The fourth book in Michael Grant's Gone series, Plague, was released a few weeks ago in the UK, with its lovely black and red cover. I much prefer the UK covers to the US ones, but the book is essentially the same (i.e. brilliant.) We're met with a new problem in good ol' Perdido Beach: a plague. And not just any old plague... this one is basically a flu, but Super. You know how people cough so hard it sounds like they're about to cough up a lung? Well, in Perdido Beach, that's not just an expression.
To make matters worse, flesh eating parasites are forming inside people, eating their way out after making their victims numb to the sensation. The bugs eventually get out and move on to find a new delicious victim. Meat is murder, ladies and gentlemen. Juicy, delicious murder. And a town full of kids is a main course for an army of bugs.
And of course, Grant throws more problems into the mix - a character from Lies becomes more of a problem, as you would expect; the water problem in Perdido Beach gets worse; and naturally people begin to get more and more suspicious of some of the strange things that happen in the town. I'll say no more. It's natural psychology to become suspicious of the people you're trapped with.
How did the book compare to the others?
I didn't think it was possible, but it's possibly the best. Less psychologically engaging than Lies, but more interesting, I think. With the plague and the bugs spreading, it was becoming more and more difficult to tell who would live and who would die, and it forces readers to align themselves with some people of Perdido Beach and not others (like, who wants the bad guy to live if it means the good guy has to die?) This emotional shift and the continued degradation of the minds of the kids of the FAYZ really helped this book along the way. The sense of adventure following some people, the madness of others and the nasty little plague spreading like a... well, a plague, just sent this thing miles ahead of the other books in terms of making a good story.
Death by bugs or death by plague?
Death by bugs, definitely. While it has the disadvantage that they might make me a host to some of their own kind, thus putting others in danger, they also make it so that you don't feel anything. As opposed to the Super flu, which gives kids high temperatures, fevers and increasingly violent coughs that eventually kill you. And I'm fairly sure coughing up a lung or coughing so hard you break your neck is not a fun and painless way to die.
What do you expect from book five?
Ah Fear... obviously, I expect fear. Something has to happen early on that gets kids freaked out and screaming. While there are some pretty scary characters in this book, I don't think one of the existing ones will be the source of all this trouble. After all, there's so much more Grant can still throw at the characters. Like, the fact that they're still trapped in a bubble. Or the fact that the wildlife is becoming increasingly more dangerous to them. Or the fact that more kids are developing superpowers and attitude problems, almost at the same rate. And lets not forget the Darkness, which is bound to become bored and attack. Unlike Voldemort, though, it doesn't wait until the end of the book to do so. It tends to launch its attacks in new and interesting ways before the first quarter of the book has passed, and that attack continues on the sly for quite some time until there's a Eureka moment and they have to try stop whatever sort of Super Evil it throws at the kids of the FAYZ. And I imagine it will gets a whole lot worse for everyone. Based on the original title of the book, Darkness, I have my suspicions that the FAYZ wall will become less than just an illusionary projection of the outside world minus any potential activity on the other side of it, and more a constant starless night. And you know why people are afraid of the dark, right? They think there's something lurking in it. Which, in this case, will probably be true! (Wow, I hope I didn't just spoil the book on myself before it's even been released!)

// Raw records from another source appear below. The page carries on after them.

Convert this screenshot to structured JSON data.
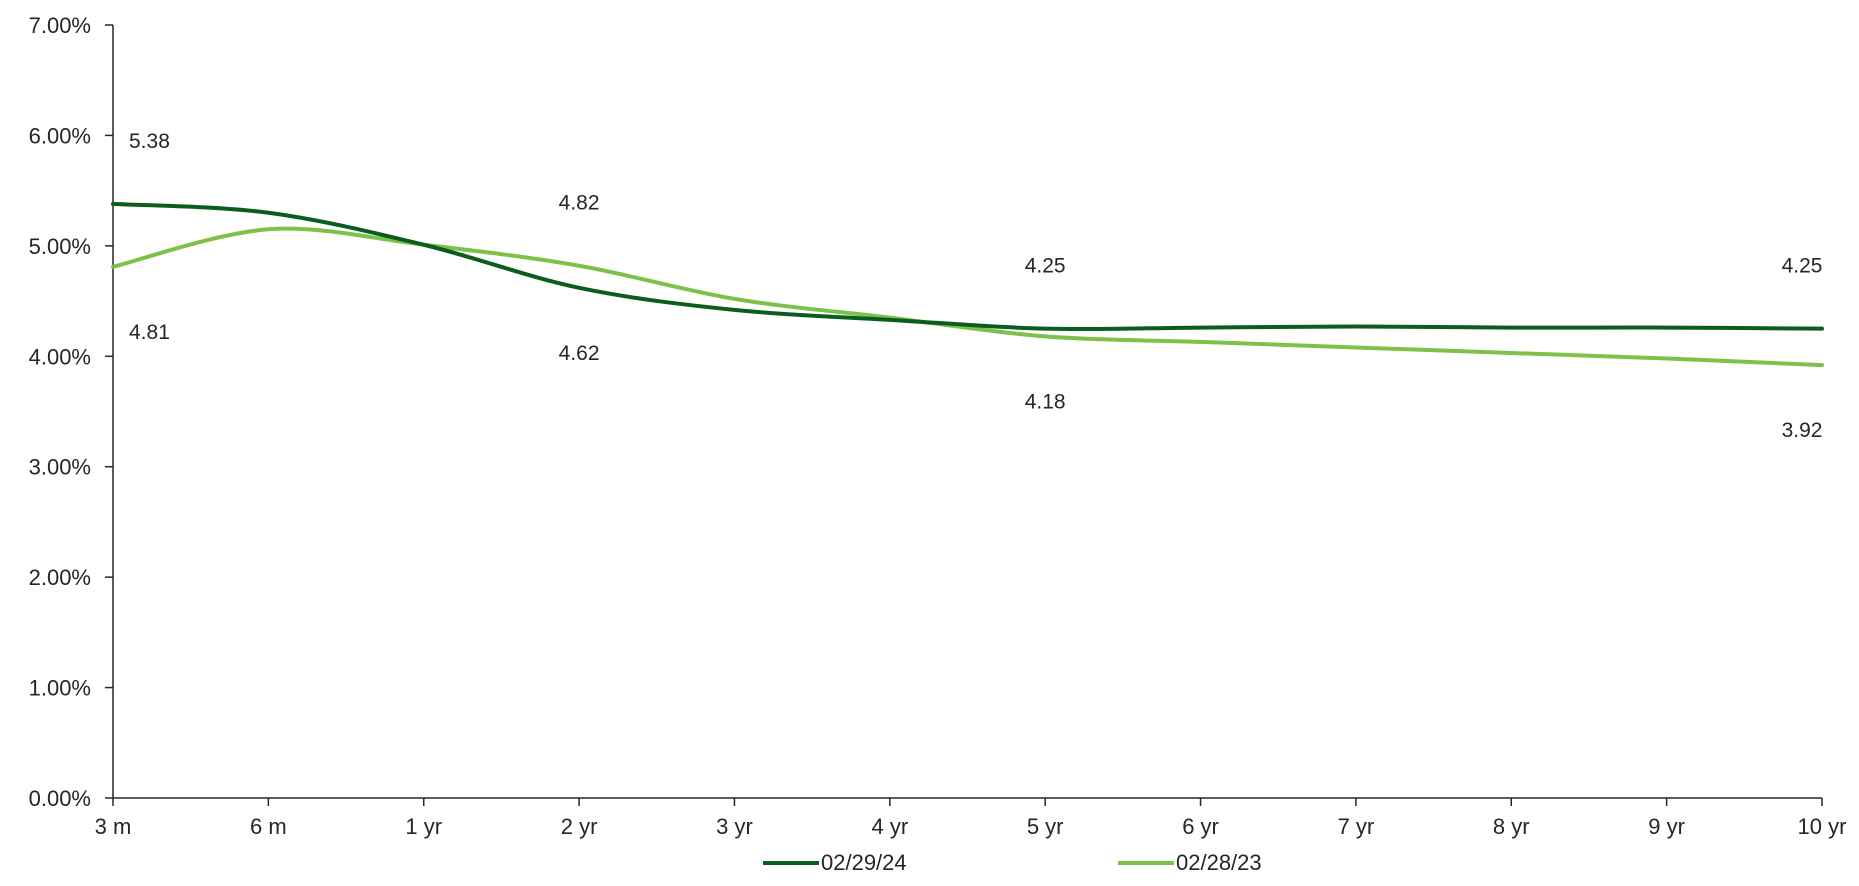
{
  "chart_data": {
    "type": "line",
    "categories": [
      "3 m",
      "6 m",
      "1 yr",
      "2 yr",
      "3 yr",
      "4 yr",
      "5 yr",
      "6 yr",
      "7 yr",
      "8 yr",
      "9 yr",
      "10 yr"
    ],
    "y_ticks": [
      "0.00%",
      "1.00%",
      "2.00%",
      "3.00%",
      "4.00%",
      "5.00%",
      "6.00%",
      "7.00%"
    ],
    "ylim": [
      0,
      7
    ],
    "grid": false,
    "legend_position": "bottom",
    "series": [
      {
        "name": "02/29/24",
        "color": "#0b5d1e",
        "values": [
          5.38,
          5.3,
          5.01,
          4.62,
          4.42,
          4.33,
          4.25,
          4.26,
          4.27,
          4.26,
          4.26,
          4.25
        ],
        "labels": [
          {
            "index": 0,
            "text": "5.38",
            "pos": "above"
          },
          {
            "index": 3,
            "text": "4.62",
            "pos": "below"
          },
          {
            "index": 6,
            "text": "4.25",
            "pos": "above"
          },
          {
            "index": 11,
            "text": "4.25",
            "pos": "above"
          }
        ]
      },
      {
        "name": "02/28/23",
        "color": "#7cc24a",
        "values": [
          4.81,
          5.15,
          5.01,
          4.82,
          4.52,
          4.35,
          4.18,
          4.13,
          4.08,
          4.03,
          3.98,
          3.92
        ],
        "labels": [
          {
            "index": 0,
            "text": "4.81",
            "pos": "below"
          },
          {
            "index": 3,
            "text": "4.82",
            "pos": "above"
          },
          {
            "index": 6,
            "text": "4.18",
            "pos": "below"
          },
          {
            "index": 11,
            "text": "3.92",
            "pos": "below"
          }
        ]
      }
    ]
  }
}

What do you think of the twists?
Every book has twists. They're essential to keep the reader interested. In series books, there needs to be a twist near the end that makes the reader want to keep on going with the books but that isn't so extreme is puts them off. Michael Grant has just the twist for readers in Plague. It's not just made me more interested in Fear, but also in the series finale, Light. Unfortunately, that probably won't be released until 2013, when I'll have the fun of fourth year in college to face. Even still, I want to know how all of this is going to end. So many questions have been raised by the events in Plague that any who loses interest in the series must be mad! Time and time again Grant has given readers something new and wonderful to look forward to. These books are never a let-down, and it's likely due to the twists that Grant throws in that so many people love them.

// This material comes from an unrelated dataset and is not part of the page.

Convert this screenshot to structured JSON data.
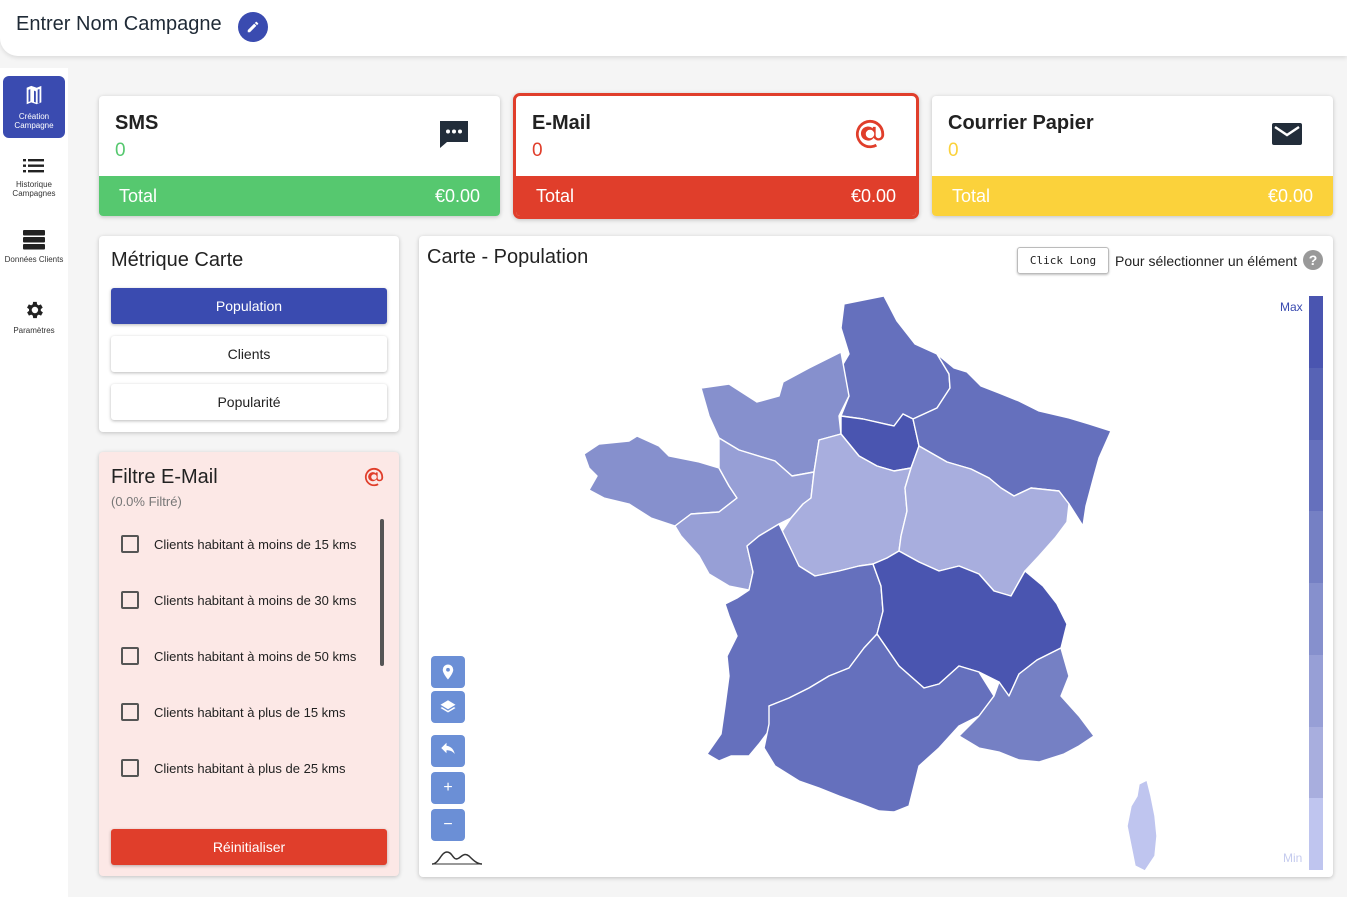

Housekeeping note: No review next week. If I have the time and inclination, I will be writing a series of blog posts to replace the review during May. These may or may not come into fruition. For personal reasons, I will not be tending to the blog for some time. I may be back sooner rather than later, but not until I have resolved a number of issues, not least of all being that I need to study for exams. If I find I have something to say, I will be here. Until such time that I am back, I bid you adieu. Happy reading!